Several limitations need to be mentioned: First, this is a retrospective single‐center registry from a highly specialized center with its inherent limitations like selection bias, which hinders generalization of its results. Second, we cannot provide drug adherence testing for the patients enrolled. Thus, part of the observed effects might also be attributed to alterations in antihypertensive drug intake during follow‐up, even though this is unlikely as discussed above. Third, because of the study design and the lack of a control group, it is impossible to separately analyze effects of RDN from effects by BP reduction in general, but the proportional association of BP reduction within the immediate timeframe of RDN on long‐term outcomes suggest an at least partial effect. This needs to be verified in future multicenter trials with an adequate control group. Fourth, even though we acquired follow‐up data from almost all patients, an underreporting of clinical events is possible, which might have influenced the results, yet we report only a low rate of patients lost to follow‐up especially given the long time since the index procedure. Nevertheless, as the overall rate of events is relatively small, outcome of patients lost to follow‐up might have altered our results if available. Fifth, the composite end point (MACE) herein differs from other, larger‐scaled cardiovascular outcome trials as it is a concession to the smaller sample size available.
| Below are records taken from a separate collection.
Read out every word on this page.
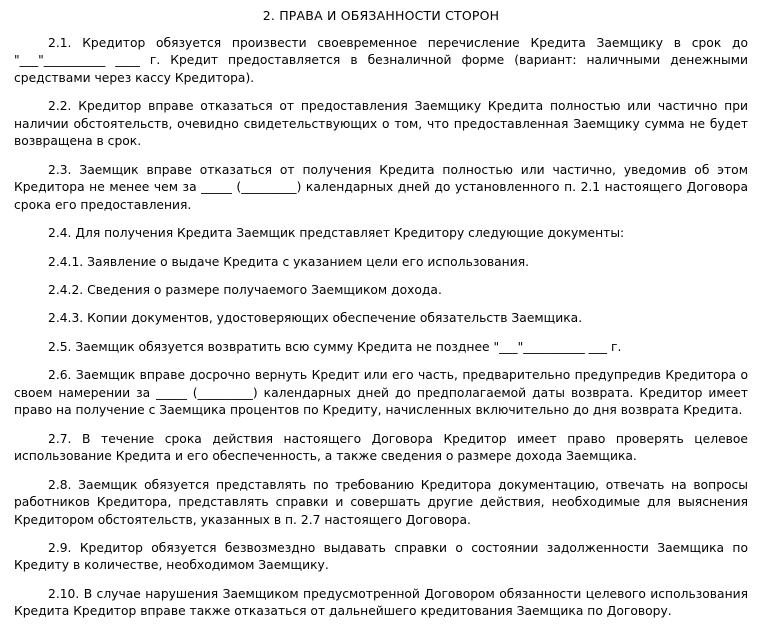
2. ПРАВА И ОБЯЗАННОСТИ СТОРОН

2.1. Кредитор обязуется произвести своевременное перечисление Кредита Заемщику в срок до "___"__________ ____ г. Кредит предоставляется в безналичной форме (вариант: наличными денежными средствами через кассу Кредитора).

2.2. Кредитор вправе отказаться от предоставления Заемщику Кредита полностью или частично при наличии обстоятельств, очевидно свидетельствующих о том, что предоставленная Заемщику сумма не будет возвращена в срок.

2.3. Заемщик вправе отказаться от получения Кредита полностью или частично, уведомив об этом Кредитора не менее чем за _____ (_________) календарных дней до установленного п. 2.1 настоящего Договора срока его предоставления.

2.4. Для получения Кредита Заемщик представляет Кредитору следующие документы:

2.4.1. Заявление о выдаче Кредита с указанием цели его использования.

2.4.2. Сведения о размере получаемого Заемщиком дохода.

2.4.3. Копии документов, удостоверяющих обеспечение обязательств Заемщика.

2.5. Заемщик обязуется возвратить всю сумму Кредита не позднее "___"__________ ___ г.

2.6. Заемщик вправе досрочно вернуть Кредит или его часть, предварительно предупредив Кредитора о своем намерении за _____ (_________) календарных дней до предполагаемой даты возврата. Кредитор имеет право на получение с Заемщика процентов по Кредиту, начисленных включительно до дня возврата Кредита.

2.7. В течение срока действия настоящего Договора Кредитор имеет право проверять целевое использование Кредита и его обеспеченность, а также сведения о размере дохода Заемщика.

2.8. Заемщик обязуется представлять по требованию Кредитора документацию, отвечать на вопросы работников Кредитора, представлять справки и совершать другие действия, необходимые для выяснения Кредитором обстоятельств, указанных в п. 2.7 настоящего Договора.

2.9. Кредитор обязуется безвозмездно выдавать справки о состоянии задолженности Заемщика по Кредиту в количестве, необходимом Заемщику.

2.10. В случае нарушения Заемщиком предусмотренной Договором обязанности целевого использования Кредита Кредитор вправе также отказаться от дальнейшего кредитования Заемщика по Договору.
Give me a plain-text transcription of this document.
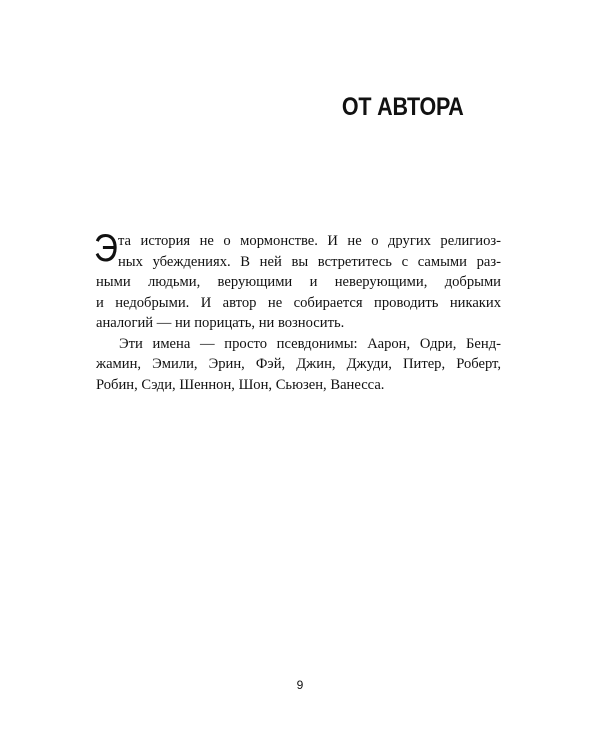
ОТ АВТОРА
Э та история не о мормонстве. И не о других религиоз-
ных убеждениях. В ней вы встретитесь с самыми раз-
ными людьми, верующими и неверующими, добрыми
и недобрыми. И автор не собирается проводить никаких
аналогий — ни порицать, ни возносить.
Эти имена — просто псевдонимы: Аарон, Одри, Бенд-
жамин, Эмили, Эрин, Фэй, Джин, Джуди, Питер, Роберт,
Робин, Сэди, Шеннон, Шон, Сьюзен, Ванесса.
9
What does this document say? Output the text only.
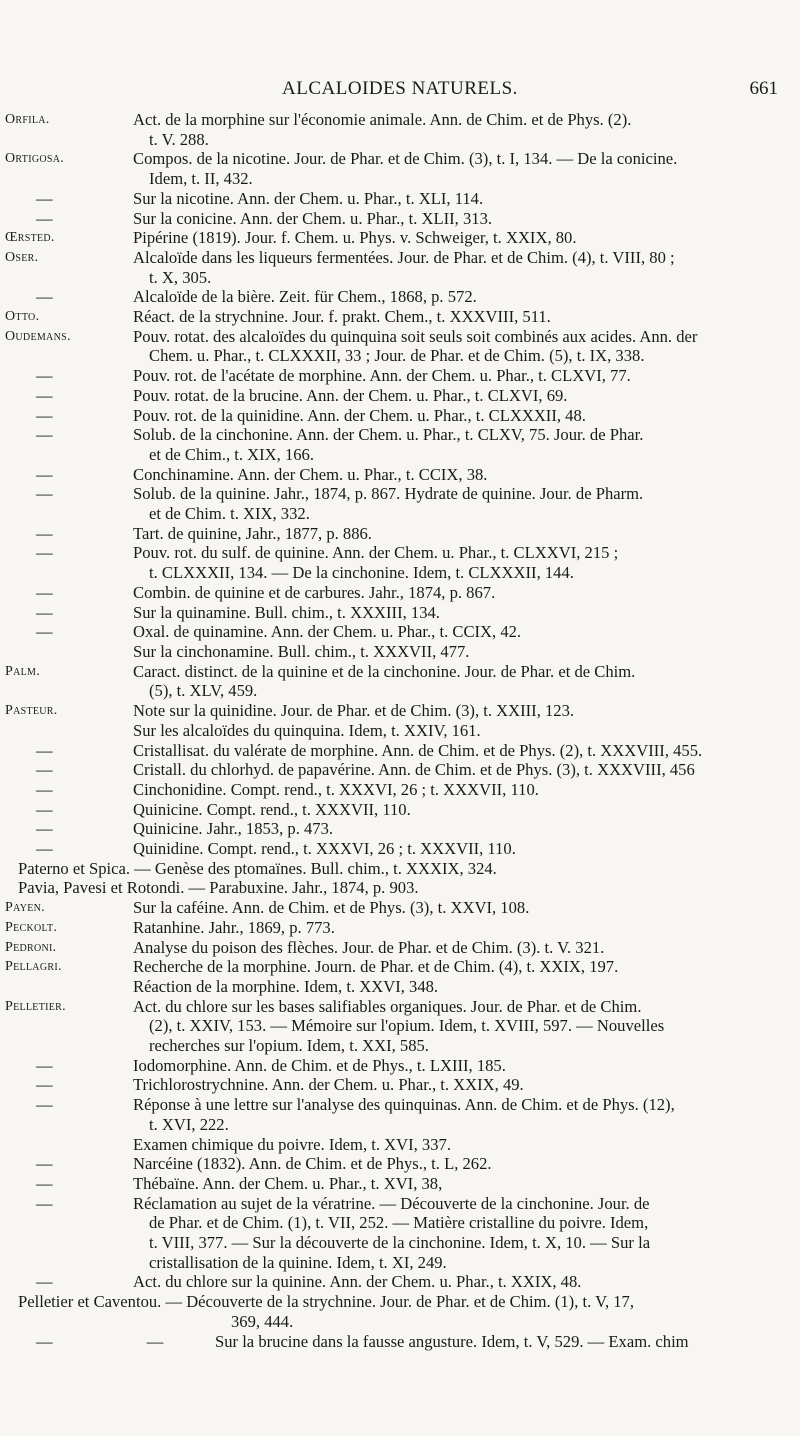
ALCALOIDES NATURELS.	661
Orfila.	Act. de la morphine sur l'économie animale. Ann. de Chim. et de Phys. (2).
t. V. 288.
Ortigosa.	Compos. de la nicotine. Jour. de Phar. et de Chim. (3), t. I, 134. — De la conicine.
Idem, t. II, 432.
—	Sur la nicotine. Ann. der Chem. u. Phar., t. XLI, 114.
—	Sur la conicine. Ann. der Chem. u. Phar., t. XLII, 313.
Œrsted.	Pipérine (1819). Jour. f. Chem. u. Phys. v. Schweiger, t. XXIX, 80.
Oser.	Alcaloïde dans les liqueurs fermentées. Jour. de Phar. et de Chim. (4), t. VIII, 80 ;
t. X, 305.
—	Alcaloïde de la bière. Zeit. für Chem., 1868, p. 572.
Otto.	Réact. de la strychnine. Jour. f. prakt. Chem., t. XXXVIII, 511.
Oudemans.	Pouv. rotat. des alcaloïdes du quinquina soit seuls soit combinés aux acides. Ann. der
Chem. u. Phar., t. CLXXXII, 33 ; Jour. de Phar. et de Chim. (5), t. IX, 338.
—	Pouv. rot. de l'acétate de morphine. Ann. der Chem. u. Phar., t. CLXVI, 77.
—	Pouv. rotat. de la brucine. Ann. der Chem. u. Phar., t. CLXVI, 69.
—	Pouv. rot. de la quinidine. Ann. der Chem. u. Phar., t. CLXXXII, 48.
—	Solub. de la cinchonine. Ann. der Chem. u. Phar., t. CLXV, 75. Jour. de Phar.
et de Chim., t. XIX, 166.
—	Conchinamine. Ann. der Chem. u. Phar., t. CCIX, 38.
—	Solub. de la quinine. Jahr., 1874, p. 867. Hydrate de quinine. Jour. de Pharm.
et de Chim. t. XIX, 332.
—	Tart. de quinine, Jahr., 1877, p. 886.
—	Pouv. rot. du sulf. de quinine. Ann. der Chem. u. Phar., t. CLXXVI, 215 ;
t. CLXXXII, 134. — De la cinchonine. Idem, t. CLXXXII, 144.
—	Combin. de quinine et de carbures. Jahr., 1874, p. 867.
—	Sur la quinamine. Bull. chim., t. XXXIII, 134.
—	Oxal. de quinamine. Ann. der Chem. u. Phar., t. CCIX, 42.
Sur la cinchonamine. Bull. chim., t. XXXVII, 477.
Palm.	Caract. distinct. de la quinine et de la cinchonine. Jour. de Phar. et de Chim.
(5), t. XLV, 459.
Pasteur.	Note sur la quinidine. Jour. de Phar. et de Chim. (3), t. XXIII, 123.
Sur les alcaloïdes du quinquina. Idem, t. XXIV, 161.
—	Cristallisat. du valérate de morphine. Ann. de Chim. et de Phys. (2), t. XXXVIII, 455.
—	Cristall. du chlorhyd. de papavérine. Ann. de Chim. et de Phys. (3), t. XXXVIII, 456
—	Cinchonidine. Compt. rend., t. XXXVI, 26 ; t. XXXVII, 110.
—	Quinicine. Compt. rend., t. XXXVII, 110.
—	Quinicine. Jahr., 1853, p. 473.
—	Quinidine. Compt. rend., t. XXXVI, 26 ; t. XXXVII, 110.
Paterno et Spica. — Genèse des ptomaïnes. Bull. chim., t. XXXIX, 324.
Pavia, Pavesi et Rotondi. — Parabuxine. Jahr., 1874, p. 903.
Payen.	Sur la caféine. Ann. de Chim. et de Phys. (3), t. XXVI, 108.
Peckolt.	Ratanhine. Jahr., 1869, p. 773.
Pedroni.	Analyse du poison des flèches. Jour. de Phar. et de Chim. (3). t. V. 321.
Pellagri.	Recherche de la morphine. Journ. de Phar. et de Chim. (4), t. XXIX, 197.
Réaction de la morphine. Idem, t. XXVI, 348.
Pelletier.	Act. du chlore sur les bases salifiables organiques. Jour. de Phar. et de Chim.
(2), t. XXIV, 153. — Mémoire sur l'opium. Idem, t. XVIII, 597. — Nouvelles
recherches sur l'opium. Idem, t. XXI, 585.
—	Iodomorphine. Ann. de Chim. et de Phys., t. LXIII, 185.
—	Trichlorostrychnine. Ann. der Chem. u. Phar., t. XXIX, 49.
—	Réponse à une lettre sur l'analyse des quinquinas. Ann. de Chim. et de Phys. (12),
t. XVI, 222.
Examen chimique du poivre. Idem, t. XVI, 337.
—	Narcéine (1832). Ann. de Chim. et de Phys., t. L, 262.
—	Thébaïne. Ann. der Chem. u. Phar., t. XVI, 38,
—	Réclamation au sujet de la vératrine. — Découverte de la cinchonine. Jour. de
de Phar. et de Chim. (1), t. VII, 252. — Matière cristalline du poivre. Idem,
t. VIII, 377. — Sur la découverte de la cinchonine. Idem, t. X, 10. — Sur la
cristallisation de la quinine. Idem, t. XI, 249.
—	Act. du chlore sur la quinine. Ann. der Chem. u. Phar., t. XXIX, 48.
Pelletier et Caventou. — Découverte de la strychnine. Jour. de Phar. et de Chim. (1), t. V, 17,
369, 444.
— —	Sur la brucine dans la fausse angusture. Idem, t. V, 529. — Exam. chim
Effects of RDN on hard clinical end points should be tested in larger‐scaled analyses in the future. Lastly, the relatively small number of events and patients included give this study only a hypothesis generating character and all findings warrant confirmation in larger, prospectively designed trials.

Perspectives

This study is the first to show possible beneficial long‐term effects of RDN on adverse clinical events in patients with therapy resistant hypertension. This effect seems to depend on the extent of BP reduction following RDN.

Sources of Funding

This work was supported by the Leipzig Heart Institute (Leipzig, Germany).

Disclosures

Karl Fengler received institutional grants from Medtronic (Minneapolis, MN, USA). Philipp Lurz received institutional grants from ReCor Medical (Palo Alto, CA, USA) and Medtronic (Minneapolis, MN, USA). Dr Böhm reports personal fees from Abbott, personal fees from Amgen, personal fees from Astra Zeneca, personal fees from Bayer, personal fees from Boehringer Ingelheim, personal fees from Bristol Myers Squibb, personal fees from Cytokinetics, personal fees from Medtronic, personal fees from Novartis, personal fees from Servier, and personal fees from Vifor outside the submitted work. The remaining authors have no disclosures to report.